Les années 1980 sont paradoxales pour ce grand lunatique. Certains critiques prennent plaisir à le descendre. Lors de la sortie de Biographie, en 1981, le jeune Eric Neuhoff flingue ainsi ces “700 pages de gémissements et de récriminations” : “A 40 ans, Navarre se paye le luxe de signer un ouvrage de gâteux.” Celui qui se définit comme “pédé socialiste” est proche du pouvoir : il fréquente François Mitterrand et surtout Jack Lang. En 1986, Pivot l’invite à Apostrophes. Mais notre homme publie à un rythme déraisonnable des livres qui se vendent de moins en moins. Il s’aigrit à vue d’œil. En 1989, après y avoir accompagné Mitterrand en déplacement officiel, il a la révélation : le Canada serait la Terre promise ! Il sera déçu du voyage. Navarre s’installe à Montréal, hante des saunas sordides, déprime. Il répète en boucle dans son Journal qu’il faut “tenir” avant de noter en 1990 : “Pourquoi tenir ?” A son retour à Paris, désargenté malgré son héritage, il est accueilli un temps par les religieuses augustines de la rue de la Santé, qui le logent dans le pigeonnier. Il déménage ensuite rue Malher, dans le Marais, où il mettra fin à ses jours.

Lutte contre l’oubli

Comme tous les écrivains dignes de ce nom, Navarre était un inclassable, irréductible à la droite ou à la gauche, ainsi que l’avait prédit Barthes. Est-ce pour cette raison que son Journal, véritable événement éditorial de ce printemps, est passé complètement sous les radars ? Le livre est pourtant haut en couleur. On y voit Navarre discuter avec Marguerite Duras, dîner avec Jacques Chazot, boire des bons bordeaux avec Paco Rabanne, prendre littéralement feu chez Marlène Jobert, sa veste de costume ayant touché une bougie… Il fait des rêves érotiques au cours desquels il est l’amant de P.O.L. Contrarié qu’un scénario qu’il a écrit pour Jean-Claude Brialy n’ait pas été retenu par la commission d’avance sur recettes du CNC, il compare cette dernière à la Gestapo – rien que ça.
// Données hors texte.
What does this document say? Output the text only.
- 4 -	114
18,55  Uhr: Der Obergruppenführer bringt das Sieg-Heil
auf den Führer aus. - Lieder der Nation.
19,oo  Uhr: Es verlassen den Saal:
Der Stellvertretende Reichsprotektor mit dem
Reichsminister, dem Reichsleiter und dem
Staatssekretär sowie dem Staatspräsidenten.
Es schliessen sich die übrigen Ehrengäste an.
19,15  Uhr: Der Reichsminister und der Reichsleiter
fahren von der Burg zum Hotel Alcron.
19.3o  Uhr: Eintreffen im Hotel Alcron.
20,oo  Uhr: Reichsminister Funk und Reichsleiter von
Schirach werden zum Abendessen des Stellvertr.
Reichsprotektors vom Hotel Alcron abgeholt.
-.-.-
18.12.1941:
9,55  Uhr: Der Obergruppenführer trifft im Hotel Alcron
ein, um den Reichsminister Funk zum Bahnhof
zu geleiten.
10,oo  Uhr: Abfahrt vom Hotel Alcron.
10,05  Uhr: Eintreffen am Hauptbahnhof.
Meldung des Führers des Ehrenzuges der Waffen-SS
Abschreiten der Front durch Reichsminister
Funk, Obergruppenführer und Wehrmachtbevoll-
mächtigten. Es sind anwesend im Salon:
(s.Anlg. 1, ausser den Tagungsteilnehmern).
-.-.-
Il n’a pas des mots plus tendres pour Bernard Frank (“un ivrogne”), le duo formé à ses yeux par Philippe Sollers et Bernard-Henri Lévy (“des clowns”) ou les pique-assiette qui ont leur rond de serviette au ministère de la Culture (“des gens de merde”).

Ses confrères homosexuels sont ses cibles favorites : Roger Peyrefitte, Matthieu Galey, Renaud Camus ou Angelo Rinaldi reçoivent ainsi ses flèches les plus fielleuses. Témoignant dans la biographie qui complète le Journal proprement dit, Jack Lang déclare : “Yves était un homme merveilleux, souvent tourmenté, parfois à la limite de la désespérance, mais toujours un ami total.” Jacques Brenner n’est plus là pour lui apporter la contradiction – il jugeait Navarre orgueilleux avant tout. Sur ces commérages, séparons une seconde l’homme de l’œuvre et tentons de ranger les livres de Navarre dans l’histoire littéraire française du XXe siècle : quelque part entre ceux de Jean Genet, Hervé Guibert et Jack-Alain Léger ? C’est dire si Le Jardin d’acclimatation et autres méritent d’échapper à l’oubli.

Journal, par Yves Navarre. Précédé d’une biographie par Frédéric Andrau. Séguier, 505 p., 29 €.